The fantasies harbored by Abigail reflect her age. She is still a youthful girl who fancies the ideal male. Nevertheless, she exhibits intelligent insight & strategic capabilities that show a maturity more advanced compared to other characters. By alleging witchcraft, Abigail can instantly gain recognition and status in Salem. This translates to Power and influence. She uses her newfound authority to create an environment of intimidation and fear. Abigail even threatens violence on the other girls in case they fail to play along with her scheme. Moreover, she has no qualms about accusing them of witchcraft if she senses disloyalty. This is what happened in Mary Warren’s case.

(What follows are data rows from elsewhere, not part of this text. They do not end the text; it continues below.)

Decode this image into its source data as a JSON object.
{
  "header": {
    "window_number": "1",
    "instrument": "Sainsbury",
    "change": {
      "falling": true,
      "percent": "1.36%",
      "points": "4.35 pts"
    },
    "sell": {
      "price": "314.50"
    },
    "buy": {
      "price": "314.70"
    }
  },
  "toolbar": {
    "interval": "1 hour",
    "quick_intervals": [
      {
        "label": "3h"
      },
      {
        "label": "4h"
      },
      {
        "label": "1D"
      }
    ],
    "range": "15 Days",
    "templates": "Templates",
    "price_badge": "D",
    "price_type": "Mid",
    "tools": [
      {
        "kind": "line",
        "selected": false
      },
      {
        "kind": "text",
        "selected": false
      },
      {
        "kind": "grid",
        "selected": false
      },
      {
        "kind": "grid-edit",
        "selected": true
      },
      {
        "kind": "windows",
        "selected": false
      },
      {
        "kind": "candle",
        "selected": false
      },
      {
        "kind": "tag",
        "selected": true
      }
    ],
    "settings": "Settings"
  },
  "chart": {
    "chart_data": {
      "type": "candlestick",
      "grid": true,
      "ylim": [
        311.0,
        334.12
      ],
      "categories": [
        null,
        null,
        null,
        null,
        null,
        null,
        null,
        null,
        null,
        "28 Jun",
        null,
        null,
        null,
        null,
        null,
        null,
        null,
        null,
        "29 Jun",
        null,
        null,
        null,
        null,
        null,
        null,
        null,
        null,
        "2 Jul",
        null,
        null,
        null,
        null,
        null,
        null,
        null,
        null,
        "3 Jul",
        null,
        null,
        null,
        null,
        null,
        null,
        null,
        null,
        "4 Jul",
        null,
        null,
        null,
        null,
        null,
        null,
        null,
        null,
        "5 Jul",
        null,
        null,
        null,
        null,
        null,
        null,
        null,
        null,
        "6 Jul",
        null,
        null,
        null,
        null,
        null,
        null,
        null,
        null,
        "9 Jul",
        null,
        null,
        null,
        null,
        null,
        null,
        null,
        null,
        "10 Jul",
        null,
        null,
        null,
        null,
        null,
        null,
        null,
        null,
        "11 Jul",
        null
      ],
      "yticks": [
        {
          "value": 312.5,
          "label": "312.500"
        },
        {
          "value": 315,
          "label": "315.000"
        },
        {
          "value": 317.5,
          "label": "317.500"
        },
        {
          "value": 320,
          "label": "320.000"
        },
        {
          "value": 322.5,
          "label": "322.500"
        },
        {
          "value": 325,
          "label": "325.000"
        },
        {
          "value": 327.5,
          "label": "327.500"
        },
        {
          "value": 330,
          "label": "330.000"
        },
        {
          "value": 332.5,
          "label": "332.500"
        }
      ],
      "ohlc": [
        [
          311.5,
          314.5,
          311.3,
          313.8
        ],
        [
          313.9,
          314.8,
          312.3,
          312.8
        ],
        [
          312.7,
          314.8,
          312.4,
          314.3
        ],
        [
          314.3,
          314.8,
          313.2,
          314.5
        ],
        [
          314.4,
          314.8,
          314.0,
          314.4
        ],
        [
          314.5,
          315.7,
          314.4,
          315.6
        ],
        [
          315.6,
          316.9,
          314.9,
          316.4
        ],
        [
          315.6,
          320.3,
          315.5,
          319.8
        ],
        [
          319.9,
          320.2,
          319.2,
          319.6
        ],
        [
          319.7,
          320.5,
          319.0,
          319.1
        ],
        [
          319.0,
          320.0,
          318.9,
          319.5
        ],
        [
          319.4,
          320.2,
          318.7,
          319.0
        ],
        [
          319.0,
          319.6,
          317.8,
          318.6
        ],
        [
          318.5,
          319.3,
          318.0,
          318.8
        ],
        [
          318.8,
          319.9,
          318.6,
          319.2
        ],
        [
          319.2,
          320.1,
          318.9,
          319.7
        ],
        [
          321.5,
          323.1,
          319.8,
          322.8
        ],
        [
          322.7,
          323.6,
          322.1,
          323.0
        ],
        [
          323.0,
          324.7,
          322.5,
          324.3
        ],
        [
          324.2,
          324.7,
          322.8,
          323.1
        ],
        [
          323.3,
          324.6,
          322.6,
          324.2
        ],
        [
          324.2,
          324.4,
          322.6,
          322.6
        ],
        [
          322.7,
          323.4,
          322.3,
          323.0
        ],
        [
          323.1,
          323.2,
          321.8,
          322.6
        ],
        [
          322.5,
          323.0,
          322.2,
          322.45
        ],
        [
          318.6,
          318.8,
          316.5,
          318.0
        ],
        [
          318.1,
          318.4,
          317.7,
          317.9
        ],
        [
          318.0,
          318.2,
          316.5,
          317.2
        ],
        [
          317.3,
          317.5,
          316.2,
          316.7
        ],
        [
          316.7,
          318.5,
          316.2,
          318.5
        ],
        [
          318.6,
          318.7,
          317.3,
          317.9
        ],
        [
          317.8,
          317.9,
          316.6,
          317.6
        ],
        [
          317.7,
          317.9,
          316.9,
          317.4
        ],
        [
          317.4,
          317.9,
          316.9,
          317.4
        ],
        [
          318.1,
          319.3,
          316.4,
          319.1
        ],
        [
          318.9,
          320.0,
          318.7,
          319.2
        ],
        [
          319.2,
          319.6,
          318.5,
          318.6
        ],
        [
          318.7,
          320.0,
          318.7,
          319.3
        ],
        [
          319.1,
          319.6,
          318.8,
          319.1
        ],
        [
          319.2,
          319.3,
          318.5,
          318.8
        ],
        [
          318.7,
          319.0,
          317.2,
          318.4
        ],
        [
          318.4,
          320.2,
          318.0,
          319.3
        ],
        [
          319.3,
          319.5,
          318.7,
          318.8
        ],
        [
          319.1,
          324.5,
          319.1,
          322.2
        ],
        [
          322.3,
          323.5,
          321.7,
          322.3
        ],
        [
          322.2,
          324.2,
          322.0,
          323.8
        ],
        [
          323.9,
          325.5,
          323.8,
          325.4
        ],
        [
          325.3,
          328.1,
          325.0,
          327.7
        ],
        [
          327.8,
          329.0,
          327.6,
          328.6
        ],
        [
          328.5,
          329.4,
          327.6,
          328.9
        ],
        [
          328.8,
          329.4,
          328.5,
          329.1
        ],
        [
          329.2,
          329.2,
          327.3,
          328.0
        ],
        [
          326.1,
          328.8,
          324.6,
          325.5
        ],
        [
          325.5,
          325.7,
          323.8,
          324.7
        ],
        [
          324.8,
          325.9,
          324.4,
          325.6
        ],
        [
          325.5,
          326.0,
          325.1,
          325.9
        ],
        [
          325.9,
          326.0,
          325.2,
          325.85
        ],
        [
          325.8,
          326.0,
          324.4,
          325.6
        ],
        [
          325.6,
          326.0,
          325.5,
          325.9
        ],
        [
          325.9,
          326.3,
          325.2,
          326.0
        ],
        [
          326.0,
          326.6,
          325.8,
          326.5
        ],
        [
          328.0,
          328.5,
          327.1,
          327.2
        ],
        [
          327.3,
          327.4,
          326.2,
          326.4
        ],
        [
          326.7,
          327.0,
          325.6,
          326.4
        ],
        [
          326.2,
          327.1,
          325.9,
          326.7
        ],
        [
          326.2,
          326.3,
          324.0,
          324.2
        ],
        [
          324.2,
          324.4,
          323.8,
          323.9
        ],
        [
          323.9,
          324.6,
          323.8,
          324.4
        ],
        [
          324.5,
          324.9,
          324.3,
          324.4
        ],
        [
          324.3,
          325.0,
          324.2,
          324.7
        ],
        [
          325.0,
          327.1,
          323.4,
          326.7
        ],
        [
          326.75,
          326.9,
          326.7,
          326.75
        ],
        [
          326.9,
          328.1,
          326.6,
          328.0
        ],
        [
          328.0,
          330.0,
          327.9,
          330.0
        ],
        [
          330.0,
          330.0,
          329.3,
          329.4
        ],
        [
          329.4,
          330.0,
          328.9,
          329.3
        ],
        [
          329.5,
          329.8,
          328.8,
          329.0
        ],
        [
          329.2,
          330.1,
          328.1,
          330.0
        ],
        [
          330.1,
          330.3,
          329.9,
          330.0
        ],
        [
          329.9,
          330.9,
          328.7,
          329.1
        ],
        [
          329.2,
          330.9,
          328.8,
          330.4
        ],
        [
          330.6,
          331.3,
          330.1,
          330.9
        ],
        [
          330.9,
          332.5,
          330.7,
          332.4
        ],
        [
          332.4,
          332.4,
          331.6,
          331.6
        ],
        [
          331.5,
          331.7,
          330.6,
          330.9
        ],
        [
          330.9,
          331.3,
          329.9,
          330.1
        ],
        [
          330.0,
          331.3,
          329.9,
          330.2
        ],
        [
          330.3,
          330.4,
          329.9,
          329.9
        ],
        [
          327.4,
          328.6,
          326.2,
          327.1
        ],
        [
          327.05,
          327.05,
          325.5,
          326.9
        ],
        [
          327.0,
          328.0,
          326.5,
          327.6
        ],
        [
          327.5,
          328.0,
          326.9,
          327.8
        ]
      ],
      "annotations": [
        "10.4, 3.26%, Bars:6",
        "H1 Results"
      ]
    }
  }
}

Abigail hatches a painstaking plan to get Proctor into her hands and will stop at nothing to ensure her plans are successful. Part of this scheme includes solidifying her credibility in the eyes of the court and after that, getting rid of Elizabeth. To achieve this plot, Abigail needs cold calculation. Therefore, she meticulously chooses the victims that she accuses to boost her credibility. For instance, she initially accuses the local vagrant and drunk, under the full knowledge that they are already predisposed to conviction by the community. With every arrest, Abigail’s social standing rises, and her demonstrations of trances and fits only enhance her power.
Her resolution to be patient until the court considers her unquestionable before accusing Elizabeth of witchcraft showcases her zeal and infatuation with Proctor. This girl does not consider the fact that she is condemning incident people to death. According to her, these individuals are merely tools that she uses to achieve her plan.
At the play’s end, after Abigail realizes that her mission is unsuccessful and that she has inadvertently condemned Proctor to death, she still exhibits a similar cold indifference that drives her actions all through the entire play. Abigail decides to run away from Salem and leaves Proctor with no chance of survival.